Consider another property, stating that (++) is commutative:

prop_appendCommutative :: [Integer] -> [Integer] -> Bool
prop_appendCommutative xs ys = xs ++ ys == ys ++ xs

Running quickCheck prop_appendCommutative quickly falsifies this theory and prints out a counterexample such [0] and [1]. QuickCheck is very useful when we are genuinely unsure whether a property holds, since in practice false properties often have easy-to-find counterexamples.

The Value of Properties

Why do we care whether a property like prop_lengthAppend holds? It does, after all, not directly say anything about the correctness of length, (+) or (++). For instance, given the obviously wrong definitions

_ + _ = 0
_ ++ _ = []

the property would still hold. The crucial observation is that in practice code is seldom wrong in ways that happen to not violate any properties. Therefore observing that a number of non-trivial properties involving some function are true is a good proxy for correctness of the function.

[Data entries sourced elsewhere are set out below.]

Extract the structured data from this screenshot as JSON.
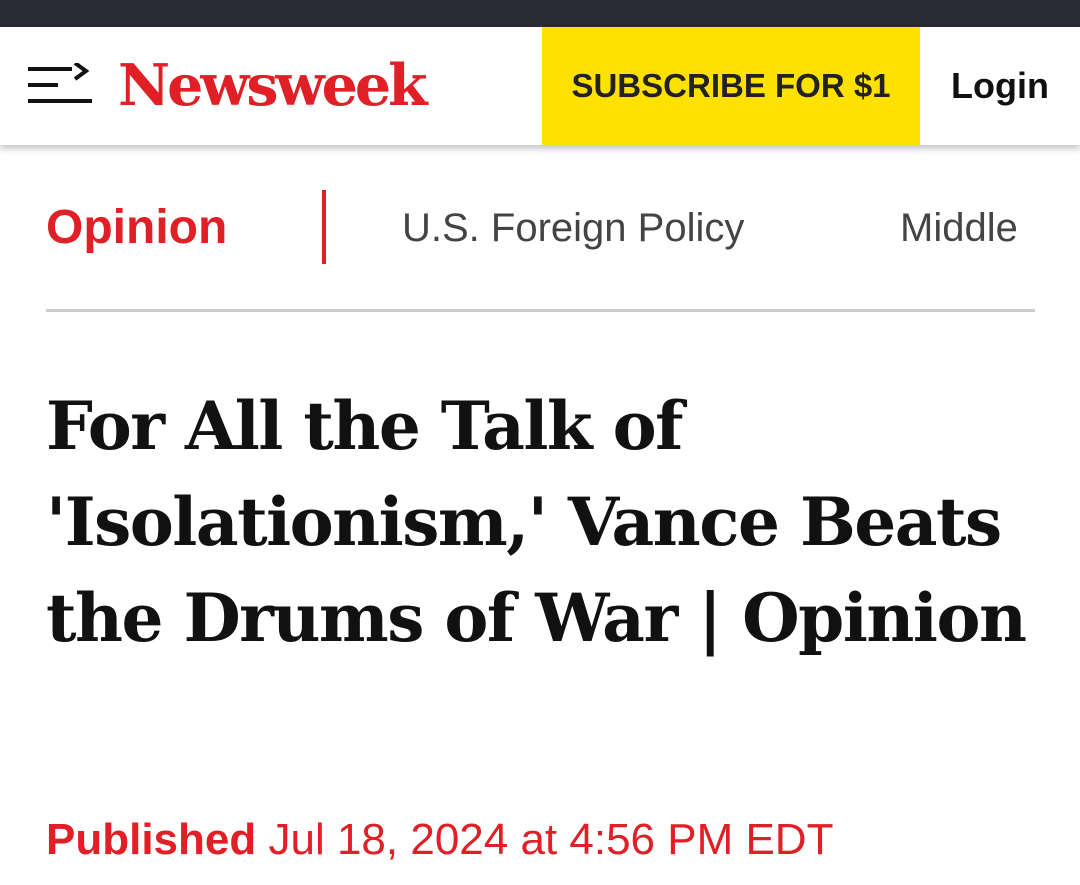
{
  "header": {
    "logo": "Newsweek",
    "subscribe_label": "SUBSCRIBE FOR $1",
    "login_label": "Login",
    "menu_icon": "hamburger-arrow-icon"
  },
  "subnav": {
    "section": "Opinion",
    "topics": [
      "U.S. Foreign Policy",
      "Middle"
    ]
  },
  "article": {
    "headline": "For All the Talk of 'Isolationism,' Vance Beats the Drums of War | Opinion",
    "published_label": "Published",
    "published_date": "Jul 18, 2024 at 4:56 PM EDT"
  },
  "colors": {
    "brand_red": "#e01f26",
    "subscribe_yellow": "#ffe100",
    "top_bar": "#2a2a35"
  }
}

But if properties are merely good proxies for correctness, why is that better than just testing correctness directly? The reason is that many properties are like the ones we have seen so far: they can be expressed as some boolean condition with variables that should hold for all choices of those variables. This is easy to test using QuickCheck or similar systems. Direct testing is harder to automate. That would require producing many test cases like [] ++ [] == [] and [1, 2] ++ [3, 4] == [1, 2, 3, 4] and so on, which is manual (and error-prone) work.

The Testable Type Class

The quickCheck function in fact works on any type which is an instance of Testable. The primary instances and their semantics for testing are worth going over:

  • () is testable and succeeds if it returns () (the only possible value of the type ()) and fails if an exception occurs.
  • Bool is testable where True means success and False or an exception means failure.
  • Maybe a is testable if a is. Nothing means that the test should be discarded and counted neither as a success nor as a failure. Just result has the meaning of result.
  • a -> b is testable if a is Arbitrary (meaning that we have a way of generating values of that type; see the next section) and b is Testable. The semantics is that f :: a -> b succeeds if f x :: b succeeds for all x :: a. In practice this is tested by generating random values of a. Note that this instance applies recursively so e.g. Integer -> Integer -> Bool is Testable because Integer -> Bool is Testable; and Integer -> Bool is Testable because Bool is Testable.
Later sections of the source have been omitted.